GONZALES — When Edward Braud III talks about his love of heavy metal, he’s not talking about music.
To Braud, heavy metal refers to cast iron Dutch oven pots. With a collection of more than 60, Braud has a pot to cook just about anything he can imagine.
Braud outlines many of his recipes and techniques in a new book, “Black Iron and Cajun Spice.”
The book came out of Braud’s desire to pass along the Cajun traditions that he learned as a young boy. In addition to recipes and cooking tips, the book contains poems written by Braud over the years.
Braud’s foray into cooking started when, at the age of 12, he asked his mother if he could cook jambalaya outdoors over an open fire. She agreed to let him try his hand, but he had to kill and clean his own chicken to get the meat.
“Naturally, the first few weren’t very good, but we ate it anyway,” he said.
Those first jambalaya cooking attempts were made using a black, 10-inch indoor cast iron Dutch oven. Braud placed three metal rods into the ground to provide clearance for the wood fire.
He was hooked. And thus started a lifelong addiction to outdoor Dutch oven cooking, Braud said.
Braud continued his outdoor cooking as a Boy Scout, Explorer Scout and later as a Scoutmaster. As an adult, Braud moved up in size to larger pots, eventually taking on the 20-gallon pots used back in 1968 at the Jambalaya Festival World Champion Cooking Contest. He won the title at the fourth-ever festival in 1971.
At 33, Braud was one of the youngest cooks when he competed and tried to pick up as many cooking traditions as he could.
Braud, 76, who still attends the festival to watch the cooks compete, works to pass along those Cajun traditions he has picked up over the years.
An early influence in Braud’s cooking life was his uncle Charles Gautreau, who served as the custodian at Gonzales High School for many years.
A jambalaya cooking traditionalist, Braud said he tries to follow the same techniques his uncle and other relatives and friends taught him over the years.

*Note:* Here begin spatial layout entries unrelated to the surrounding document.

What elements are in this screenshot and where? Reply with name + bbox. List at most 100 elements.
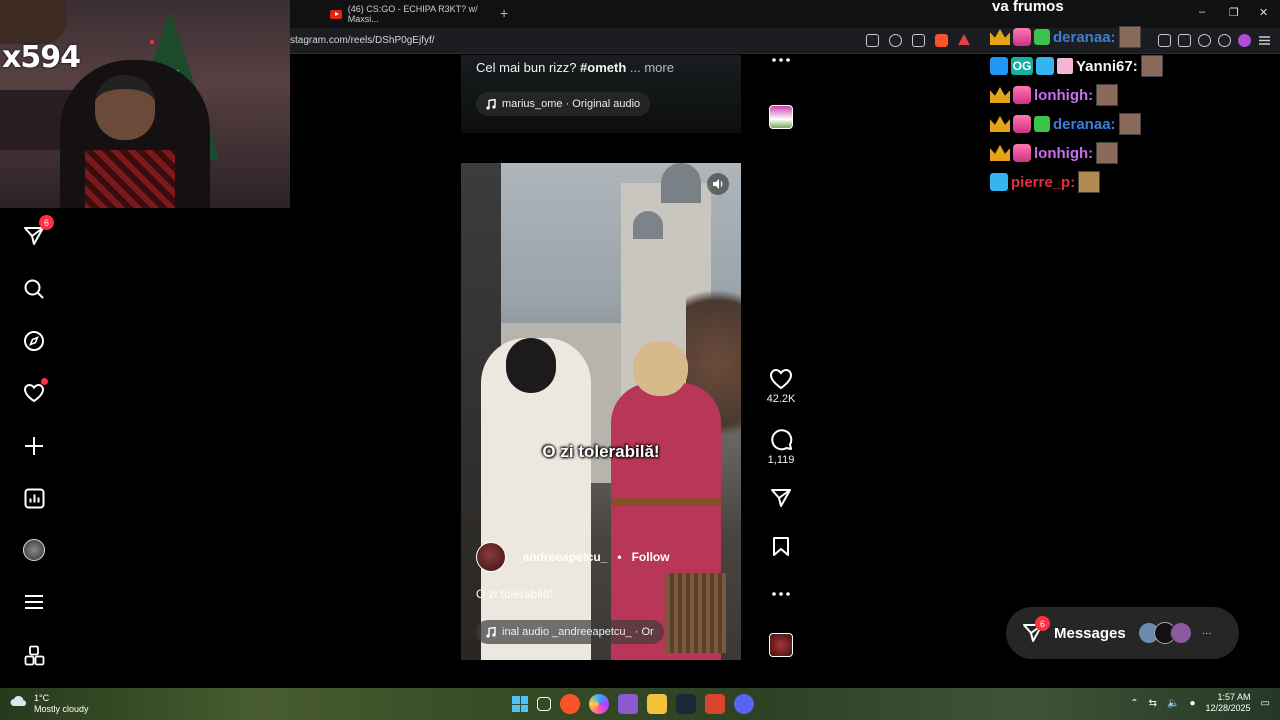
nav-direct[interactable]: 6 <box>20 215 54 250</box>
reel-caption: O zi tolerabilă! <box>476 587 553 601</box>
weather-widget[interactable]: 1°C Mostly cloudy <box>10 693 89 715</box>
og-badge-icon: OG <box>1011 57 1033 75</box>
browser-tab[interactable]: (46) CS:GO - ECHIPA R3KT? w/ Maxsi... <box>330 4 496 24</box>
taskbar-apps <box>512 694 754 714</box>
chat-emote <box>1118 26 1141 48</box>
chat-avatar[interactable] <box>1169 622 1192 644</box>
steam-icon[interactable] <box>676 694 696 714</box>
nav-profile[interactable] <box>20 536 48 564</box>
gift-badge-icon <box>1034 116 1050 132</box>
task-view-icon[interactable] <box>537 697 551 711</box>
webcam-face-overlay <box>0 0 66 44</box>
more-chats[interactable]: ··· <box>1202 628 1212 639</box>
webcam-tag: x594 <box>2 40 81 75</box>
chat-emote <box>1118 113 1141 135</box>
recent-chat-avatars <box>1137 622 1192 644</box>
instagram-sidebar: 6 <box>0 208 68 688</box>
author-row: _andreeapetcu_ • Follow <box>476 542 670 572</box>
clock-time: 1:57 AM <box>1217 692 1251 702</box>
url-field[interactable]: stagram.com/reels/DShP0gEjfyf/ <box>290 35 435 46</box>
crown-badge-icon <box>990 116 1010 132</box>
nav-search[interactable] <box>20 275 48 303</box>
reel-audio[interactable]: inal audio _andreeapetcu_ · Or <box>476 620 664 644</box>
reader-mode-icon[interactable] <box>866 34 879 47</box>
volume-button[interactable] <box>707 173 729 195</box>
music-note-icon <box>486 626 496 638</box>
brave-icon[interactable] <box>705 694 725 714</box>
notification-icon[interactable]: ▭ <box>1261 698 1270 709</box>
weather-temperature: 1°C <box>34 693 50 703</box>
save-button[interactable] <box>760 536 802 557</box>
video-person-left-head <box>506 338 556 393</box>
brave-rewards-icon[interactable] <box>958 34 970 45</box>
network-icon[interactable]: ⇆ <box>1149 698 1157 709</box>
send-icon <box>771 489 791 507</box>
speaker-icon <box>713 179 723 189</box>
gift-badge-icon <box>1034 29 1050 45</box>
music-note-icon <box>486 98 496 110</box>
audio-label: inal audio _andreeapetcu_ · Or <box>502 626 654 638</box>
chat-emote <box>1078 171 1101 193</box>
more-link[interactable]: ... more <box>630 60 674 75</box>
reel-video[interactable] <box>461 163 741 660</box>
chat-username: pierre_p: <box>1011 173 1076 191</box>
reel-more-button[interactable] <box>760 592 802 596</box>
nav-explore[interactable] <box>20 327 48 355</box>
caption-text: Cel mai bun rizz? <box>476 60 581 75</box>
app-icon[interactable] <box>618 694 638 714</box>
chat-username: Yanni67: <box>1076 57 1138 75</box>
moderator-badge-icon <box>990 57 1008 75</box>
follow-button[interactable]: Follow <box>632 550 670 564</box>
previous-audio-thumbnail[interactable] <box>769 105 793 129</box>
weather-condition: Mostly cloudy <box>34 704 89 714</box>
share-icon[interactable] <box>912 34 925 47</box>
reel-audio-thumbnail[interactable] <box>769 633 793 657</box>
share-button[interactable] <box>760 488 802 508</box>
author-username[interactable]: _andreeapetcu_ <box>516 550 607 564</box>
direct-send-icon <box>24 227 44 245</box>
volume-icon[interactable]: 🔈 <box>1167 698 1179 709</box>
nav-more[interactable] <box>20 588 48 616</box>
cloud-icon <box>10 696 27 706</box>
author-avatar[interactable] <box>476 542 506 572</box>
previous-reel-audio[interactable]: marius_ome · Original audio <box>476 92 651 116</box>
notification-dot <box>41 378 48 385</box>
chat-line: deranaa: <box>990 113 1141 135</box>
notification-badge: 6 <box>1035 616 1050 631</box>
hashtag-link[interactable]: #ometh <box>580 60 626 75</box>
brave-browser-icon[interactable] <box>560 694 580 714</box>
clock[interactable]: 1:57 AM 12/28/2025 <box>1206 692 1251 714</box>
chat-emote <box>1096 142 1119 164</box>
nav-create[interactable] <box>20 432 48 460</box>
brave-shield-icon[interactable] <box>935 34 948 47</box>
video-person-right-head <box>633 341 688 396</box>
sub-badge-icon <box>1013 115 1031 133</box>
nav-also-from-meta[interactable] <box>20 641 48 669</box>
bookmark-icon <box>773 537 789 556</box>
nav-notifications[interactable] <box>20 378 48 407</box>
video-handbag <box>666 573 726 653</box>
previous-more-button[interactable] <box>760 58 802 62</box>
chat-username: lonhigh: <box>1034 144 1094 162</box>
microphone-icon[interactable]: ● <box>1189 698 1195 709</box>
chevron-up-icon[interactable]: ⌃ <box>1130 698 1138 709</box>
messages-bar[interactable]: 6 Messages ··· <box>1006 607 1239 659</box>
comment-button[interactable]: 1,119 <box>760 428 802 466</box>
chat-username: lonhigh: <box>1034 86 1094 104</box>
like-button[interactable]: 42.2K <box>760 368 802 405</box>
discord-icon[interactable] <box>734 694 754 714</box>
file-explorer-icon[interactable] <box>647 694 667 714</box>
sub-badge-icon <box>1036 57 1054 75</box>
audio-label: marius_ome · Original audio <box>502 98 641 110</box>
video-scene-dome <box>633 211 663 239</box>
chat-username: deranaa: <box>1053 28 1116 46</box>
new-tab-button[interactable]: + <box>500 5 508 21</box>
dashboard-chart-icon <box>24 488 44 508</box>
copilot-icon[interactable] <box>589 694 609 714</box>
previous-reel-caption: Cel mai bun rizz? #ometh ... more <box>476 60 674 75</box>
zoom-icon[interactable] <box>889 34 902 47</box>
comment-count: 1,119 <box>767 454 795 466</box>
clock-date: 12/28/2025 <box>1205 703 1251 713</box>
windows-start-icon[interactable] <box>512 696 528 712</box>
nav-dashboard[interactable] <box>20 484 48 512</box>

These days, Braud is passing on his heritage by taking his 10 grandchildren and four great grandchildren on outdoor cooking excursions — often in his backyard. Braud hopes cooks will use his book as a guide to continue those traditions in their families.
Braud’s book outlines the tradition of outdoor tailgating cooking using outdoor Dutch ovens. Braud prefers using Lodge outdoor cookware because of its durability and quality, he said.
Braud and his wife Audrey even got to tour the Lodge plant several years ago while taking part in a national cooking contest.
A Dutch oven is the perfect cooking vessel to use at stadiums where rules prevent open flames, he said.
The book provides step by step instructions on cooking anything from biscuits to barbecue and photos illustrating the procedures used in outdoor cooking.
While most of Braud’s friends are familiar with his cooking expertise, some may be surprised with his poetry skills.
Braud said he was inspired by cowboy poets who documented their early travels through their rhyming verses.
The poems tell the stories of his life and observations he’s made as a Cajun boy growing up in south Louisiana.
Calling himself a cowboy at heart, Braud said he grew up with horses and cattle and always had a vegetable garden.
Braud uses his poetry to document the history of the area and his Cajun traditions. His love of the outdoors also shines through in his rhymes.
While working as an process equipment inspector at a local industrial facility, Braud would write small poems and phrases commenting on local antics and events and anonymously post them at work.
Many of his recipes and poems were born at the hunting camp, he said.
Braud worked on the cookbook for 13 years, mostly because he didn’t have any of his recipes committed to paper.
“I had to come up the recipes,” he said. I didn’t really have anything written down.”
Braud said he cooked “by feel” and used cookbooks as guides for his own creations.
Inexperienced cooks will find not only ingredients lists, but suggestions on what tools are needed for his recipes.
Braud hopes young cooks will pick up more than just recipes. He’s hoping they will learn and pass on Cajun traditions.